Note: If the windows system is in booting mode press Shift + F10. The command line will appear, open powershell from there.
Copy the following command.
[Net.ServicePointManager]::SecurityProtocol = [Net.SecurityProtocolType]::Tls12
New-Item -Type Directory -Path "C:\HWID"
Set-Location -Path "C:\HWID"
$env:Path += ";C:\Program Files\WindowsPowerShell\Scripts"
Set-ExecutionPolicy -Scope Process -ExecutionPolicy RemoteSigned
Install-Script -Name Get-WindowsAutopilotInfo
Get-WindowsAutopilotInfo -OutputFile AutopilotHWID.csv -GroupTag DEMO2025
Note our dynamic membership rule is (device.devicePhysicalIds -any (_ -startswith "[OrderID]:DEMO2025"))
So we need to make sure that we give GroupTag as DEMO2025.
We will get hardware hash after this. A hardware hash is a unique identifier that represents the physical hardware configuration of a Windows device.
Directly upload the hardware hash to an MDM service
On a device that is:
Currently undergoing Windows Setup and OOBE:
At the sign-in prompt after OOBE starts, open a command prompt window with the keystroke Shift+F10.

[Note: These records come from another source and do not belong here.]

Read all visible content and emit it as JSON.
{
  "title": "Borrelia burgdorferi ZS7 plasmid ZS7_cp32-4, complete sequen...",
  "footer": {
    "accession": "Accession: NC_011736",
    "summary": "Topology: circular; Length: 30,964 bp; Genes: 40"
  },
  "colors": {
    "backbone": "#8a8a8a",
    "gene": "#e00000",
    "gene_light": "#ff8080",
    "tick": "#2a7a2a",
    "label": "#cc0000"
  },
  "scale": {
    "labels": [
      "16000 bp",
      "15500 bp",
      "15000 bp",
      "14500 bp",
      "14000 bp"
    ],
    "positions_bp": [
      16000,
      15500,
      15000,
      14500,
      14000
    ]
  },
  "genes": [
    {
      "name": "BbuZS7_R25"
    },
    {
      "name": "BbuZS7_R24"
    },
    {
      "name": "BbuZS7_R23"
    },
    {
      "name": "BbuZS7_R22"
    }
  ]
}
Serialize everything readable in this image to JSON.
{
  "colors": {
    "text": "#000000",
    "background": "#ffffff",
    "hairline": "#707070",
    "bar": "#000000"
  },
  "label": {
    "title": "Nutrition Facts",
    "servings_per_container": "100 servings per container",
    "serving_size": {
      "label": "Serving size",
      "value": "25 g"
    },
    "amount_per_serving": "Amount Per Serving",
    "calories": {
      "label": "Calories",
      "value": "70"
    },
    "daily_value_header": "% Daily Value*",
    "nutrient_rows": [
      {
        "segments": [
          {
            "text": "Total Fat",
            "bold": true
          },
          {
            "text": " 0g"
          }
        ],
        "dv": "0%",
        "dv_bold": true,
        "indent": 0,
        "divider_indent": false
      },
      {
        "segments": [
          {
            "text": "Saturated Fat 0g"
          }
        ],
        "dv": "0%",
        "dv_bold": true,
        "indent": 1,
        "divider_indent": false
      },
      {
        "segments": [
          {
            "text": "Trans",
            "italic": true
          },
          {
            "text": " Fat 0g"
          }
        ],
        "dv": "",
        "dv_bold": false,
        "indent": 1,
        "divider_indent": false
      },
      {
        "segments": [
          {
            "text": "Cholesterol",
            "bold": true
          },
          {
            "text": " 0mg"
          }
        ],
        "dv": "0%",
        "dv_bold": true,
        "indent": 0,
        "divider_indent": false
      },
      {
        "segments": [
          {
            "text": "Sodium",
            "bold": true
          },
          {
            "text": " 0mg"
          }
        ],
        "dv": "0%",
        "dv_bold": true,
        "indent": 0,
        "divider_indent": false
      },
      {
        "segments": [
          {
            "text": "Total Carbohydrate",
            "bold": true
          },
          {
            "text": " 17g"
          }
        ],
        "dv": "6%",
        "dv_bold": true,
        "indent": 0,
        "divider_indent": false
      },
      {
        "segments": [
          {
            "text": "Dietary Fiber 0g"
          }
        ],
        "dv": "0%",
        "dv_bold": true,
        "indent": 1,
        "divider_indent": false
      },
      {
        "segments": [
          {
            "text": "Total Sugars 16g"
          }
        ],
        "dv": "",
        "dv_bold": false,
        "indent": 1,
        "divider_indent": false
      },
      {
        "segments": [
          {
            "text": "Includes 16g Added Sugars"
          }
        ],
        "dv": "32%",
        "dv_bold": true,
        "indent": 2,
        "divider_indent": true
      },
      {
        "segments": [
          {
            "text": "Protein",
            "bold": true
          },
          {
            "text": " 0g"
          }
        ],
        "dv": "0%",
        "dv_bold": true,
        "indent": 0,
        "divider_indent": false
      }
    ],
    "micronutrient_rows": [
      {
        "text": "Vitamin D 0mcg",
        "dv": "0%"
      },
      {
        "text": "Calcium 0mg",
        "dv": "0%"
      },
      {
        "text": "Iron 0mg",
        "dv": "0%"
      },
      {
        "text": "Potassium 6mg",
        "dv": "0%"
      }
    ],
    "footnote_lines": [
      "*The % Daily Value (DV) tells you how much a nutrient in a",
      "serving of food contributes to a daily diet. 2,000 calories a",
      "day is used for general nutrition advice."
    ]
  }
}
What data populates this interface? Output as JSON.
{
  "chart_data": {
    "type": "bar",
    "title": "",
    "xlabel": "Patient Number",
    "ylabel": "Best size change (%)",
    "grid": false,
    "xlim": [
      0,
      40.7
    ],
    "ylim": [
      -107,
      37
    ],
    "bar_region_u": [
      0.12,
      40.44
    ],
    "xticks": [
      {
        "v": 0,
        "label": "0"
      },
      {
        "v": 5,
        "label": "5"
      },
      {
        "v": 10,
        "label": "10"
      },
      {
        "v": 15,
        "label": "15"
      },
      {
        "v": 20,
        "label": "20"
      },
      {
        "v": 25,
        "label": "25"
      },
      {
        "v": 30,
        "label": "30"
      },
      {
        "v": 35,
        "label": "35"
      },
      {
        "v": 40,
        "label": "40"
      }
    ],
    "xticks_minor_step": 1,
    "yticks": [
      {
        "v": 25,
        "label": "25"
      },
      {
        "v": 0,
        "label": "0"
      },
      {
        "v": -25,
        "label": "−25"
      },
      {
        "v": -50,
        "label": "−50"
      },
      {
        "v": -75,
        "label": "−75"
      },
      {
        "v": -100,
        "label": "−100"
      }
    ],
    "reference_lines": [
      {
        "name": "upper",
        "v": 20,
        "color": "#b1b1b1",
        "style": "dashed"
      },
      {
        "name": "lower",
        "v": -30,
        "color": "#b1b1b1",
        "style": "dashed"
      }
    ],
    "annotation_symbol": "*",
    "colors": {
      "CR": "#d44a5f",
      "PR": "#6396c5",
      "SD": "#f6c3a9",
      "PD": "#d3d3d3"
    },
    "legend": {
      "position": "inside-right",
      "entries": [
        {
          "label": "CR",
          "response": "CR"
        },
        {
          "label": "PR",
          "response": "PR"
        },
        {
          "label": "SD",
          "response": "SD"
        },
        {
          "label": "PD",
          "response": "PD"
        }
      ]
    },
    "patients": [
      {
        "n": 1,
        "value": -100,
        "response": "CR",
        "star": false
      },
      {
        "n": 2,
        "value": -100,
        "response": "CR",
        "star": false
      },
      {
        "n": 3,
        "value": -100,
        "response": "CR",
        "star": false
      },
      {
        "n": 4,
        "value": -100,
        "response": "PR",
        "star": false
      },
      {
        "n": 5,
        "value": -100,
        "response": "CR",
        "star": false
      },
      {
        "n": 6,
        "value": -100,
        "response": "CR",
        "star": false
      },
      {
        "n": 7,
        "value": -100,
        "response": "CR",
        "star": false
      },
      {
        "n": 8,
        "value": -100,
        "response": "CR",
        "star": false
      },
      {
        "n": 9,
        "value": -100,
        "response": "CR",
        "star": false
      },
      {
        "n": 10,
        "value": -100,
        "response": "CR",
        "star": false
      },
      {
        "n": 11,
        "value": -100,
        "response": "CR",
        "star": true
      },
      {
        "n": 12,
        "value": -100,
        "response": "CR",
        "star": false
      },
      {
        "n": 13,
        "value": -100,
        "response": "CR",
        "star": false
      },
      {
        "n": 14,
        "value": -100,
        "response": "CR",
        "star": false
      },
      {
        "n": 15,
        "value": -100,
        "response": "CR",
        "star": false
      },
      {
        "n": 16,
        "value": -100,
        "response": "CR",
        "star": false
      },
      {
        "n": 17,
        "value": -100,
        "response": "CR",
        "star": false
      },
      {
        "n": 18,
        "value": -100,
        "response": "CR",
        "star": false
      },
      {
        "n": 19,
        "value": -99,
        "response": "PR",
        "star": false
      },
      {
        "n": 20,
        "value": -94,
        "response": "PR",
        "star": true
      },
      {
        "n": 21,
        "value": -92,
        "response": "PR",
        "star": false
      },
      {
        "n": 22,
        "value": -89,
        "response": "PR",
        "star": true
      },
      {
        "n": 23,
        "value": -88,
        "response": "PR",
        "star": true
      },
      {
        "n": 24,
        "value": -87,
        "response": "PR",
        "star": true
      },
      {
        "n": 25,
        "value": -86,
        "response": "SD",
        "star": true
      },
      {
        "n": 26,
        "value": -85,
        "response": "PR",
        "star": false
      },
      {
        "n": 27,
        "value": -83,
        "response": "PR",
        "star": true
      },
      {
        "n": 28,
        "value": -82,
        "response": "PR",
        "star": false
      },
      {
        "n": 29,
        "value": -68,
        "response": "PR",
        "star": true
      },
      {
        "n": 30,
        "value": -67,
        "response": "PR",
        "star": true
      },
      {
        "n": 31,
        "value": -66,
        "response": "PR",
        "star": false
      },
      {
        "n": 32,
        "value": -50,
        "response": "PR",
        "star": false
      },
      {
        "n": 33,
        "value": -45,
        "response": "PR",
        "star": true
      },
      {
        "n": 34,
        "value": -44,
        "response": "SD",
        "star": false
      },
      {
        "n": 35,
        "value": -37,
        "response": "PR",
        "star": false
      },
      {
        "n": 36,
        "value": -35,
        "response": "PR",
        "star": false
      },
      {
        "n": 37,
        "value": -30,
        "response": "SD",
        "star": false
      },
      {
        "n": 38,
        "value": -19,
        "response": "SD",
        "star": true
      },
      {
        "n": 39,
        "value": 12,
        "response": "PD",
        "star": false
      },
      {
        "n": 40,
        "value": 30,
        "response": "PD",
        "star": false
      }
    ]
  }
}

In the command prompt window that opens, start PowerShell by running the following command:
[Net.ServicePointManager]::SecurityProtocol = [Net.SecurityProtocolType]::Tls12 Set-ExecutionPolicy -Scope Process -ExecutionPolicy RemoteSigned Install-Script -Name Get-WindowsAutopilotInfo -Force Get-WindowsAutopilotInfo -OnlineIf prompted to do so, agree to install NuGet from the PSGallery.
When the last command of
Get-WindowsAutopilotInfo -Onlineruns, a Microsoft Entra ID sign-on prompt is displayed. Sign in with an account that is at least an Intune Administrator.
This is without hardware hash.
This is from the hardware hash.
Next Step is to register a device to autopilot to make it autopilot device.
Registration of Device
Visit Intune Admin panel. Then,
/Device > Device onboarding > Enrollment > Windows Autopilot > Devices
Import the hardware hash.
Then press import. It will take some time to finish the import. After finishing the import, we can see our device in device list with our GroupID.
Registration process would complete after these steps. Now, it shows that the device is autopilot device.
Assigning Profile
Go to:
Device > Device onboarding > Enrollment > Windows Autopilot > Deployment Profiles
Then create profile > Windows PC
Write description and name
Add group which we have created dynamically with membership rule.
Since our group membership rule is
(device.devicePhysicalIds -any (_ -startswith "[OrderID]:DEMO2025"))
The profile will automatically assign because it matches with the Group tag. It will take some time to assign profile and it might give you pending status.
Profile assignment completes after this.
Assigning User
Create a user if you haven’t created yet. Then choose a device on which you want to assign user.
Save and user will be assigned to selected device.
Conclusion
In this guide, we have navigated the steps involved in registering a device as an Autopilot device and assigning it a profile through dynamic membership rules. This is an effective approach not only streamlines device provisioning but also ensures that each user receives the appropriate configuration effortlessly, eliminating the need for manual intervention. You can optimize the entire deployment process by utilizing dynamic membership rules. Whether you are deploying devices for an expanding team or overseeing a large organization, employing Autopilot with dynamic membership offers a more automated and scalable solution. With the right configuration, your devices will be prepared for use, minimizing administrative burdens and boosting user productivity from the outset.